After working with troubled children all week, Dr. Phil Okun loved nothing more than to read the newspaper and comics with own children Sunday mornings.
Often, his young daughter, Sherry, would sit in his lap.
“I was Daddy’s little girl,” Sherry Rudnak, now 40, recalled of her youth. “He carried me around until I was nine.”
Then there’d be a trip to Boychik’s for bagels. His son Joel would come along, and there’d be afternoons spent listening to NPR or playing chess.
On Mondays, it was back to work at the Atlanta area child mental health facilities as a child psychiatrist. His dedication to helping children who had been abused or victims of trauma was unmatched, said those who worked with him over his 40-year career.
“There’d be times when he’d already worked a ten- or twelve-hour day, but someone would need him, and he’d say, ‘OK, I’ll come back in,’” recalled Sherry Kollmeyer, who first met Okun in the early 1980s when she had just become a registered nurse.
“All his patients loved him.”
Okun, still working full-time at age 72, was scheduled to see patients on Friday, March 25. When he missed two appointments, staff members knew something must be wrong. He had passed away peacefully at his Douglasville home from undetermined causes.

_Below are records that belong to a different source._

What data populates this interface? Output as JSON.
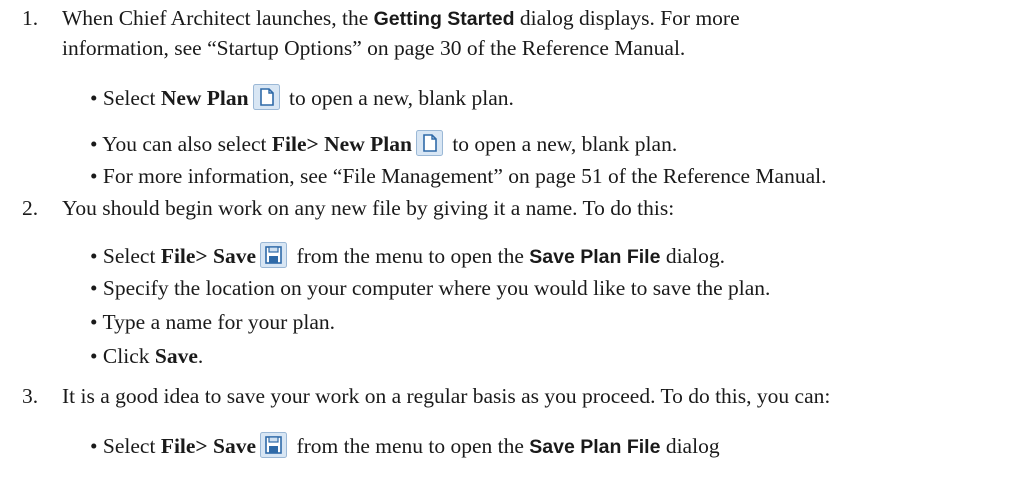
{
  "step1": {
    "number": "1.",
    "line1_pre": "When Chief Architect launches, the ",
    "line1_bold": "Getting Started",
    "line1_post": " dialog displays. For more",
    "line2": "information, see “Startup Options” on page 30 of the Reference Manual.",
    "bullets": [
      {
        "pre": "• Select ",
        "bold": "New Plan",
        "icon": "new-plan-icon",
        "post": " to open a new, blank plan."
      },
      {
        "pre": "• You can also select ",
        "bold": "File> New Plan",
        "icon": "new-plan-icon",
        "post": " to open a new, blank plan."
      },
      {
        "text": "• For more information, see “File Management” on page 51 of the Reference Manual."
      }
    ]
  },
  "step2": {
    "number": "2.",
    "line1": "You should begin work on any new file by giving it a name. To do this:",
    "bullets": [
      {
        "pre": "• Select ",
        "bold": "File> Save",
        "icon": "save-icon",
        "mid": " from the menu to open the ",
        "sansbold": "Save Plan File",
        "post": " dialog."
      },
      {
        "text": "• Specify the location on your computer where you would like to save the plan."
      },
      {
        "text": "• Type a name for your plan."
      },
      {
        "pre": "• Click ",
        "bold": "Save",
        "post": "."
      }
    ]
  },
  "step3": {
    "number": "3.",
    "line1": "It is a good idea to save your work on a regular basis as you proceed. To do this, you can:",
    "bullets": [
      {
        "pre": "• Select ",
        "bold": "File> Save",
        "icon": "save-icon",
        "mid": " from the menu to open the ",
        "sansbold": "Save Plan File",
        "post": " dialog"
      }
    ]
  },
  "colors": {
    "text": "#1a1a1a",
    "icon_blue": "#3d7ab8",
    "icon_fill": "#eaf2fa"
  }
}
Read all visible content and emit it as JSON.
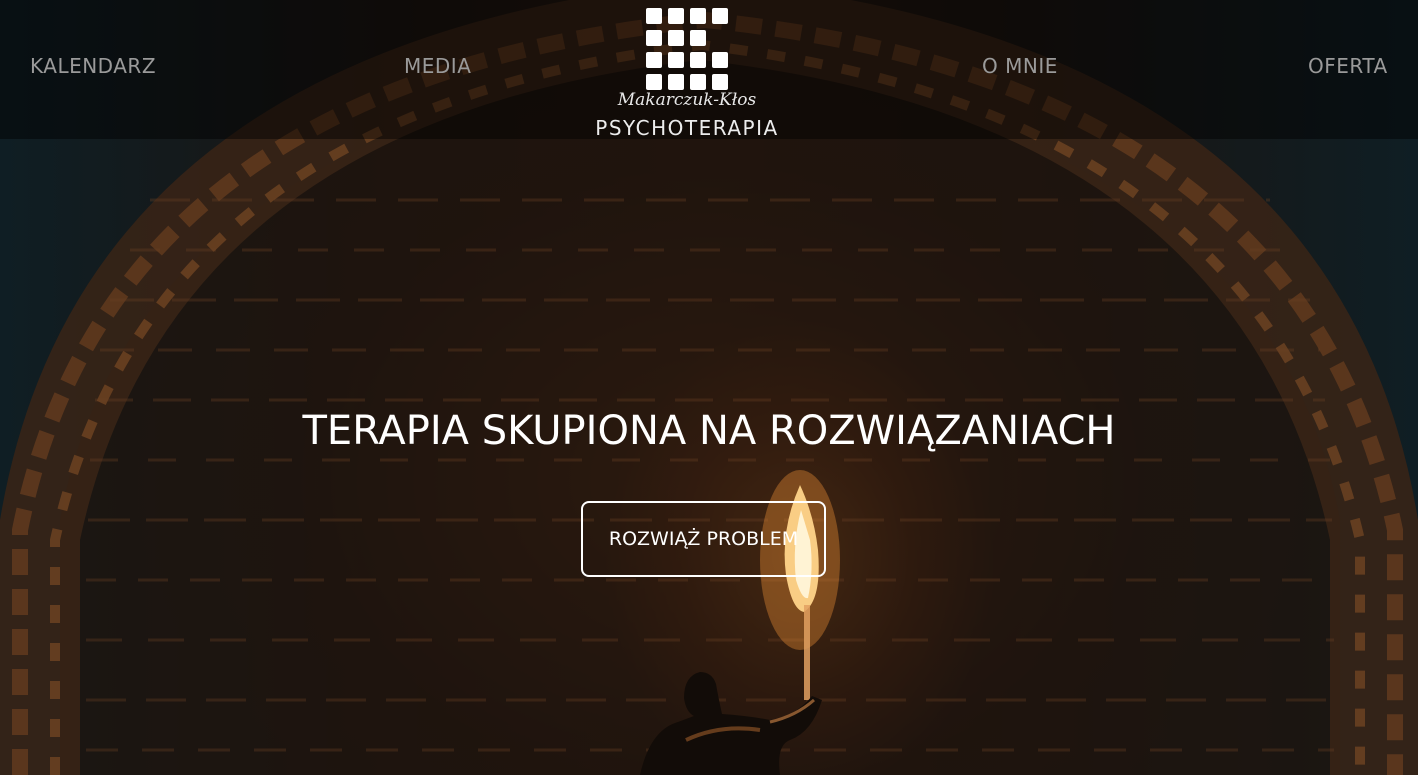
{
  "nav": {
    "items": [
      {
        "label": "KALENDARZ"
      },
      {
        "label": "MEDIA"
      },
      {
        "label": "O MNIE"
      },
      {
        "label": "OFERTA"
      }
    ]
  },
  "logo": {
    "script_text": "Makarczuk-Kłos",
    "wordmark": "PSYCHOTERAPIA"
  },
  "hero": {
    "headline": "TERAPIA SKUPIONA NA ROZWIĄZANIACH",
    "cta_label": "ROZWIĄŻ PROBLEM"
  },
  "colors": {
    "nav_text": "#9a9a9a",
    "accent_text": "#ffffff",
    "torch_glow": "#ff8c28"
  }
}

Philip Okun was born Oct. 13, 1943, in Richmond, Va., to Morris and Helen Katchko Okun. The family had a long tradition of cantoring — acting as prayer leader in Jewish services. His grandfather, Adolph Katchko, was a composer and also a cantor, as was his father, and the family instilled in the young Phil the values of Conservative Judaism.
For High Holiday services, he returned each year to the Temple of his youth in Richmond, Temple Beth-El, and was cantor in the “overflow” part of the synagogue, his daughter said.

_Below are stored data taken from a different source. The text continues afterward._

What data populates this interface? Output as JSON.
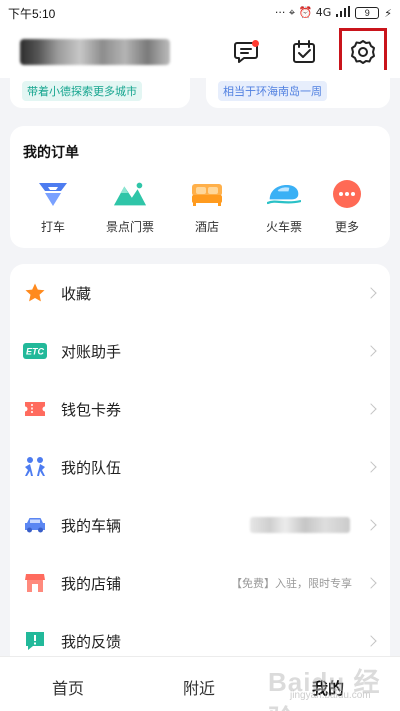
{
  "status_bar": {
    "time": "下午5:10",
    "indicators": "··· ⌖ ⏰ 4G ",
    "battery": "9"
  },
  "header": {
    "icons": [
      "message-icon",
      "task-check-icon",
      "settings-icon"
    ]
  },
  "promo": {
    "left_tag": "带着小德探索更多城市",
    "right_tag": "相当于环海南岛一周"
  },
  "orders": {
    "title": "我的订单",
    "items": [
      {
        "label": "打车",
        "icon": "taxi-icon"
      },
      {
        "label": "景点门票",
        "icon": "scenic-ticket-icon"
      },
      {
        "label": "酒店",
        "icon": "hotel-icon"
      },
      {
        "label": "火车票",
        "icon": "train-ticket-icon"
      },
      {
        "label": "更多",
        "icon": "more-icon"
      }
    ]
  },
  "menu": {
    "items": [
      {
        "label": "收藏",
        "icon": "star-icon",
        "value": ""
      },
      {
        "label": "对账助手",
        "icon": "etc-icon",
        "value": ""
      },
      {
        "label": "钱包卡券",
        "icon": "ticket-icon",
        "value": ""
      },
      {
        "label": "我的队伍",
        "icon": "team-icon",
        "value": ""
      },
      {
        "label": "我的车辆",
        "icon": "car-icon",
        "value": ""
      },
      {
        "label": "我的店铺",
        "icon": "shop-icon",
        "value": "【免费】入驻，限时专享"
      },
      {
        "label": "我的反馈",
        "icon": "feedback-icon",
        "value": ""
      }
    ]
  },
  "tabs": {
    "home": "首页",
    "nearby": "附近",
    "mine": "我的"
  },
  "watermark": {
    "main": "Baidu 经验",
    "sub": "jingyan.baidu.com"
  },
  "colors": {
    "highlight_box": "#c9141b",
    "badge": "#ff3b30",
    "accent_teal": "#16a58f",
    "accent_blue": "#4f7fe0"
  }
}
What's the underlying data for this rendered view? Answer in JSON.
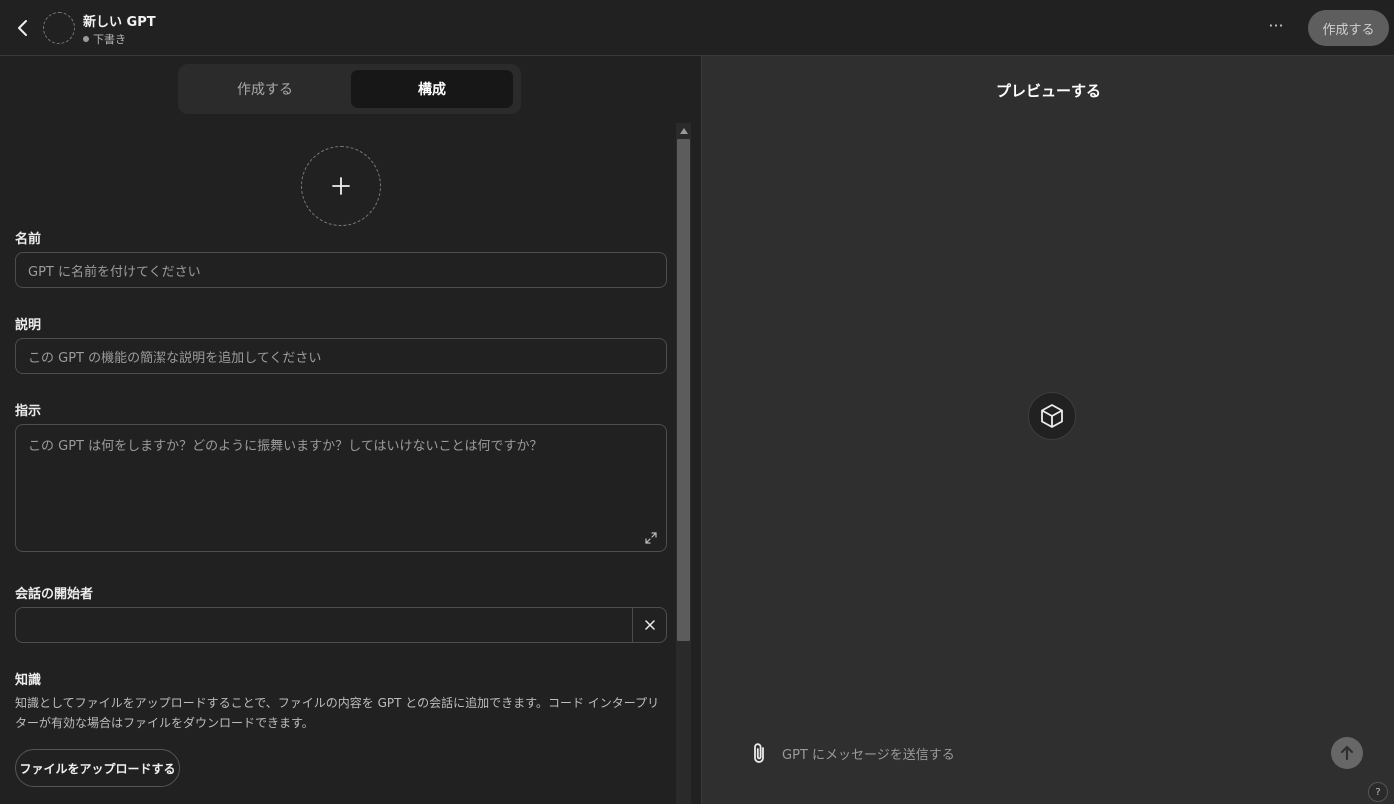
{
  "header": {
    "title": "新しい GPT",
    "status": "下書き",
    "more_label": "···",
    "create_label": "作成する"
  },
  "tabs": [
    {
      "label": "作成する",
      "active": false
    },
    {
      "label": "構成",
      "active": true
    }
  ],
  "form": {
    "name": {
      "label": "名前",
      "placeholder": "GPT に名前を付けてください"
    },
    "description": {
      "label": "説明",
      "placeholder": "この GPT の機能の簡潔な説明を追加してください"
    },
    "instructions": {
      "label": "指示",
      "placeholder": "この GPT は何をしますか？どのように振舞いますか？してはいけないことは何ですか？"
    },
    "starters": {
      "label": "会話の開始者",
      "value": ""
    },
    "knowledge": {
      "label": "知識",
      "description": "知識としてファイルをアップロードすることで、ファイルの内容を GPT との会話に追加できます。コード インタープリターが有効な場合はファイルをダウンロードできます。",
      "upload_label": "ファイルをアップロードする"
    }
  },
  "preview": {
    "title": "プレビューする",
    "message_placeholder": "GPT にメッセージを送信する",
    "help_label": "?"
  },
  "icons": {
    "back": "chevron-left-icon",
    "add": "plus-icon",
    "gpt": "cube-icon",
    "attach": "paperclip-icon",
    "send": "arrow-up-icon",
    "clear": "close-icon",
    "resize": "expand-icon"
  }
}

He graduated from the University of Richmond and then the Medical College of Virginia. Okun came to Atlanta to complete his medical residency at Emory University and settled in the area. He was a member at Congregation Ahavath Achim.

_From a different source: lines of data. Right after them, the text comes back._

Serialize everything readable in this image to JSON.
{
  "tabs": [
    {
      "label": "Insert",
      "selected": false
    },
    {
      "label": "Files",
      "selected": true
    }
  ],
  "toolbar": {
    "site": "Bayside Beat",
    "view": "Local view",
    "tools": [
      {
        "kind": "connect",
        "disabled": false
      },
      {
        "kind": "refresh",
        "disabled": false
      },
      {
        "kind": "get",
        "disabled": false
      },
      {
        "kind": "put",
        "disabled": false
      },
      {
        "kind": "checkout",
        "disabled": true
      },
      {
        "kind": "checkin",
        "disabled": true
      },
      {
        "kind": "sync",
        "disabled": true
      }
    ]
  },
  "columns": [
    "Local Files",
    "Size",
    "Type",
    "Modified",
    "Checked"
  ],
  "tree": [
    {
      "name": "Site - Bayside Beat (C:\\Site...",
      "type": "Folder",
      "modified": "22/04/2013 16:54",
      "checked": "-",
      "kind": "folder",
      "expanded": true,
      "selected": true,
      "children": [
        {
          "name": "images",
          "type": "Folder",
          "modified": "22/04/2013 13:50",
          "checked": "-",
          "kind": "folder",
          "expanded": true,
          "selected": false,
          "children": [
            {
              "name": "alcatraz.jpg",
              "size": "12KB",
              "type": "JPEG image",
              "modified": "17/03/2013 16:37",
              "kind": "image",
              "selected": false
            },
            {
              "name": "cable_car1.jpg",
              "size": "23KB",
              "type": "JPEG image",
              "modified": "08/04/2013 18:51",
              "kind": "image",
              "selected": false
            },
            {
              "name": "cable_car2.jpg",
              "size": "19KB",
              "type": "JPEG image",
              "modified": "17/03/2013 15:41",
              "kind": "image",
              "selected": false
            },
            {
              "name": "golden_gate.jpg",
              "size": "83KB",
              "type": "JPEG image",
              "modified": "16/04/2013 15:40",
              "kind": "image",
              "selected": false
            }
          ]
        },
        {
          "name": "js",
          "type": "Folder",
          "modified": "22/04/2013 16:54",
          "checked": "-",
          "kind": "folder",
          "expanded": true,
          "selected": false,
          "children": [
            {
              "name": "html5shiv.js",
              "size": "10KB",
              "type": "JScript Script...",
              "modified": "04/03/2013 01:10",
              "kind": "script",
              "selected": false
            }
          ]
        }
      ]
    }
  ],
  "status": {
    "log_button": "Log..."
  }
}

Those who knew and worked with him said that he seldom spoke of his deep faith. Instead, he lived it deeply, taking as much time as necessary to care for abused and traumatized children.
“He went above and beyond at every turn,” said Emily Acker, CEO of Hillside, an Atlanta treatment center for children and teens. Acker, who worked with Okun at Youth Villages-Harbor Campuses in Douglasville, explained that only children who had very serious problems would be admitted for treatment in a facility.
Okun took meticulous care in developing treatment plans, Acker said.
“He was very methodical. He took his time. He was always willing to help the other psychiatrists and techs,” Acker said. “And I know he touched the lives of thousands and thousands of children over the years.”
His daughter experienced his laser-focus to detail when her husband Derek Rudnak was critically ill just a few years ago.
“He was on the phone with me every hour, between patients, telling me how to advocate and ask questions. He was very calm and collected. I saw that he wore that doctor hat very well.”
Joel Okun, of St. Louis, said he has been receiving emails in the past week from strangers with a story to share about his father’s kindness or help. One came from a fellow medical student of Okun’s at Emory.
“He said my dad was the reason he stayed in medical school,” Joel said.
He passed those values on.
“He told us, ‘whatever you can do to help others, you do it.’ It was unreal and wonderful to see,” Joel said.
In addition to his children, Okun is survived by his sister, Judith Belinkie of Richmond, Va., and granddaughter Maggie Okun.
The funeral for Okun was March 28, 2016 in Richmond at Temple Beth-El in Richmond.